The mean reverse tightening values of the first 4 groups ranged from 21.49 Ncm to 22.57 Ncm, whereas the reverse tightening value for the fifth group was 25.51 Ncm. A significant difference was found among the groups (P<.05) with reverse tightening data.
No significant difference was found in tightening the abutment screw 2 times with a 10-minute interval time, no interval time, or tightening it 1 time only. However, a significant difference was found in reverse tightening in the 3-time tightening and counter-tightening group.
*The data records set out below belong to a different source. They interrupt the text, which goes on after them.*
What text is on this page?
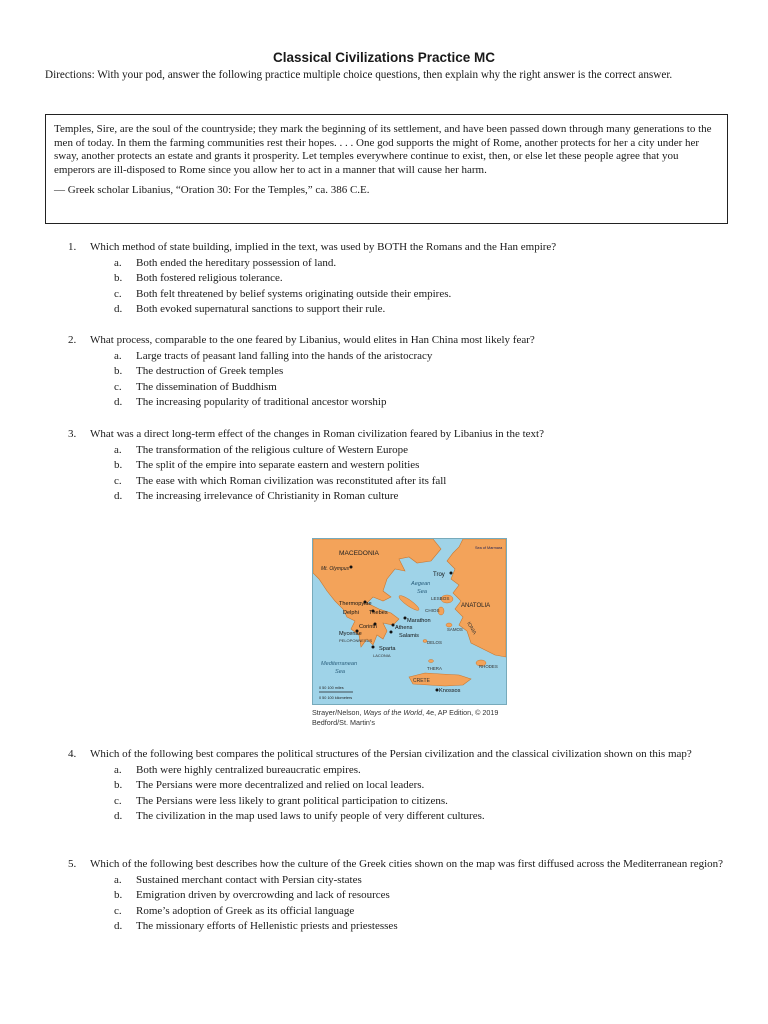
Classical Civilizations Practice MC
Directions: With your pod, answer the following practice multiple choice questions, then explain why the right answer is the correct answer.

Temples, Sire, are the soul of the countryside; they mark the beginning of its settlement, and have been passed down through many generations to the men of today. In them the farming communities rest their hopes. . . . One god supports the might of Rome, another protects for her a city under her sway, another protects an estate and grants it prosperity. Let temples everywhere continue to exist, then, or else let these people agree that you emperors are ill-disposed to Rome since you allow her to act in a manner that will cause her harm.

— Greek scholar Libanius, “Oration 30: For the Temples,” ca. 386 C.E.

1. Which method of state building, implied in the text, was used by BOTH the Romans and the Han empire?
a. Both ended the hereditary possession of land.
b. Both fostered religious tolerance.
c. Both felt threatened by belief systems originating outside their empires.
d. Both evoked supernatural sanctions to support their rule.
2. What process, comparable to the one feared by Libanius, would elites in Han China most likely fear?
a. Large tracts of peasant land falling into the hands of the aristocracy
b. The destruction of Greek temples
c. The dissemination of Buddhism
d. The increasing popularity of traditional ancestor worship
3. What was a direct long-term effect of the changes in Roman civilization feared by Libanius in the text?
a. The transformation of the religious culture of Western Europe
b. The split of the empire into separate eastern and western polities
c. The ease with which Roman civilization was reconstituted after its fall
d. The increasing irrelevance of Christianity in Roman culture
MACEDONIA
Mt. Olympus
Sea of Marmara
Troy
Aegean
Sea
LESBOS
ANATOLIA
Thermopylae
Delphi Thebes	CHIOS
Marathon
Corinth	Athens	SAMOS IONIA
Mycenae	Salamis
PELOPONNESUS	DELOS
Sparta
LACONIA
Mediterranean
Sea
THERA	RHODES
CRETE
Knossos
0 50 100 miles
0 50 100 kilometers
Strayer/Nelson, Ways of the World, 4e, AP Edition, © 2019 Bedford/St. Martin’s
4. Which of the following best compares the political structures of the Persian civilization and the classical civilization shown on this map?
a. Both were highly centralized bureaucratic empires.
b. The Persians were more decentralized and relied on local leaders.
c. The Persians were less likely to grant political participation to citizens.
d. The civilization in the map used laws to unify people of very different cultures.
5. Which of the following best describes how the culture of the Greek cities shown on the map was first diffused across the Mediterranean region?
a. Sustained merchant contact with Persian city-states
b. Emigration driven by overcrowding and lack of resources
c. Rome’s adoption of Greek as its official language
d. The missionary efforts of Hellenistic priests and priestesses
种植体基台螺钉松动是种植体支持冠修复的常见修复体并发症。然而,目前鲜有报道客观评估不同紧固方案对反向紧固值的影响。
本体外研究的目的是确定种植体基台螺钉的最佳紧固方案。
将 50 个 Neoss 种植体随机分为 5 组(n=10)。种植体安装覆盖螺丝并安装印模帽,紧固印模帽。使用数字测量设备测量紧固程度。然后,将种植体基台放置并用 Crystaloc 螺钉以 32 Ncm 的扭矩拧紧。在 2T10I 组中,螺钉第一次和第二次拧紧之间间隔 10 分钟,共拧紧两次。在 2T0I 组中,螺钉不间隔时间共拧紧两次。在 1T 组中,螺钉仅拧紧一次。在 TCT 组中,螺钉先拧紧,然后反向拧紧,再拧紧一次。在 TCTCT 组中,螺钉先拧紧,反向拧紧,拧紧,反向拧紧,再拧紧一次。所有安装好的种植体都放在相同的环境中 3 小时,然后测量反向紧固值。
前 4 组的平均反向紧固值范围为 21.49 Ncm 至 22.57 Ncm,而第 5 组的反向紧固值为 25.51 Ncm。各组间的反向紧固数据差异有统计学意义(P<.05)。
两次间隔 10 分钟、不间隔时间或仅一次拧紧种植体基台螺钉没有明显差异。然而,三次拧紧和反向拧紧组的反向紧固值差异有统计学意义。